About this Research Topic
To understand how natural selection has shaped animal behavior and decision-making, it is crucial to link behavior in ecologically-relevant tasks with both the underlying neurobiological mechanisms, and the environmental context. Decision making has been a major focus in the systems and cognitive neuroscience community because it bridges sensory, motor, and executive functions. Important advances have been made in understanding the neurobiological underpinnings of decision-making, using neuronal recordings of animals as they engage in laboratory tasks such as the two-alternative forced choice task, and stochastic modeling of the decision processes.

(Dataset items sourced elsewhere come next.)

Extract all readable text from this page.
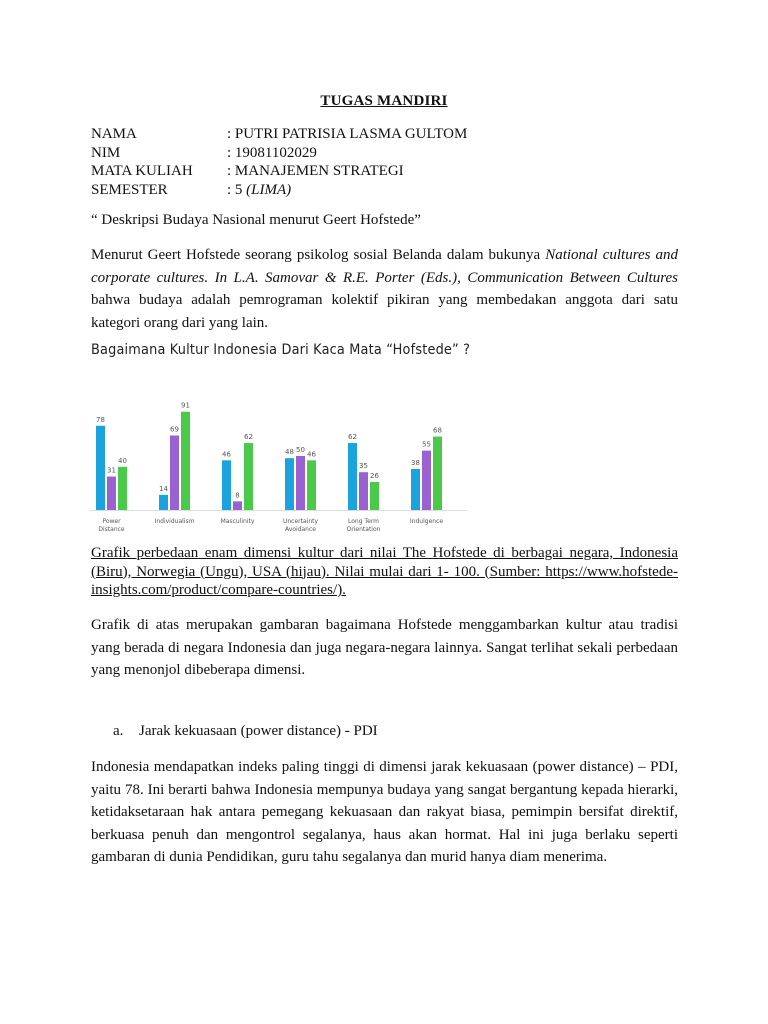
TUGAS MANDIRI
NAMA	: PUTRI PATRISIA LASMA GULTOM
NIM	: 19081102029
MATA KULIAH	: MANAJEMEN STRATEGI
SEMESTER	: 5 (LIMA)
“ Deskripsi Budaya Nasional menurut Geert Hofstede”
Menurut Geert Hofstede seorang psikolog sosial Belanda dalam bukunya National cultures and corporate cultures. In L.A. Samovar & R.E. Porter (Eds.), Communication Between Cultures bahwa budaya adalah pemrograman kolektif pikiran yang membedakan anggota dari satu kategori orang dari yang lain.
Bagaimana Kultur Indonesia Dari Kaca Mata “Hofstede” ?
78
31
40
Power
Distance
14
69
91
Individualism
46
8
62
Masculinity
48 50
46
Uncertainty
Avoidance
62
35
26
Long Term
Orientation
38
55
68
Indulgence
Grafik perbedaan enam dimensi kultur dari nilai The Hofstede di berbagai negara, Indonesia (Biru), Norwegia (Ungu), USA (hijau). Nilai mulai dari 1- 100. (Sumber: https://www.hofstede-insights.com/product/compare-countries/).
Grafik di atas merupakan gambaran bagaimana Hofstede menggambarkan kultur atau tradisi yang berada di negara Indonesia dan juga negara-negara lainnya. Sangat terlihat sekali perbedaan yang menonjol dibeberapa dimensi.
a. Jarak kekuasaan (power distance) - PDI
Indonesia mendapatkan indeks paling tinggi di dimensi jarak kekuasaan (power distance) – PDI, yaitu 78. Ini berarti bahwa Indonesia mempunya budaya yang sangat bergantung kepada hierarki, ketidaksetaraan hak antara pemegang kekuasaan dan rakyat biasa, pemimpin bersifat direktif, berkuasa penuh dan mengontrol segalanya, haus akan hormat. Hal ini juga berlaku seperti gambaran di dunia Pendidikan, guru tahu segalanya dan murid hanya diam menerima.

However, the day-to-day decisions made by an animal can be quite different from those made in idealized lab conditions. Choices are often made sequentially ("stay-or-go") instead of between simultaneous alternatives. Behavioral responses tend to be specific to a particular environmental context. Because the outcome of behavior influences an animal's survival and reproduction, evolution shapes behavior to perform in an animal's natural environment. Thus many decision strategies can only be understood in a particular ecological context. For example, context- or state-dependent decisions may be an appropriate strategy in a changing and uncertain environment, but are sub-optimal in a static context. Moreover, since decisions are constrained by an individual's underlying neurobiological circuitry and cognitive abilities, some decision-making mechanisms are the result of evolutionary history, conserved across different species.
This interdisciplinary Research Topic aims to connect theorists and experimentalists studying decision-making in ecologically-relevant contexts. This work spans the fields of ecology, neuroscience, psychology, animal behavior, behavioral economics, computer science, mathematics and physics. Topics include, but are not limited to, foraging, habitat and mate choice, social relationships, perception-based decision modeling, quantitative behavioral analysis, and evolutionary studies. Both theoretical and experimental studies are welcome, and studies that combine both are especially encouraged.
Keywords: Decision-making, natural selection, ethology, ecological rationality, environmental heterogeneity
Important Note: All contributions to this Research Topic must be within the scope of the section and journal to which they are submitted, as defined in their mission statements. Frontiers reserves the right to guide an out-of-scope manuscript to a more suitable section or journal at any stage of peer review.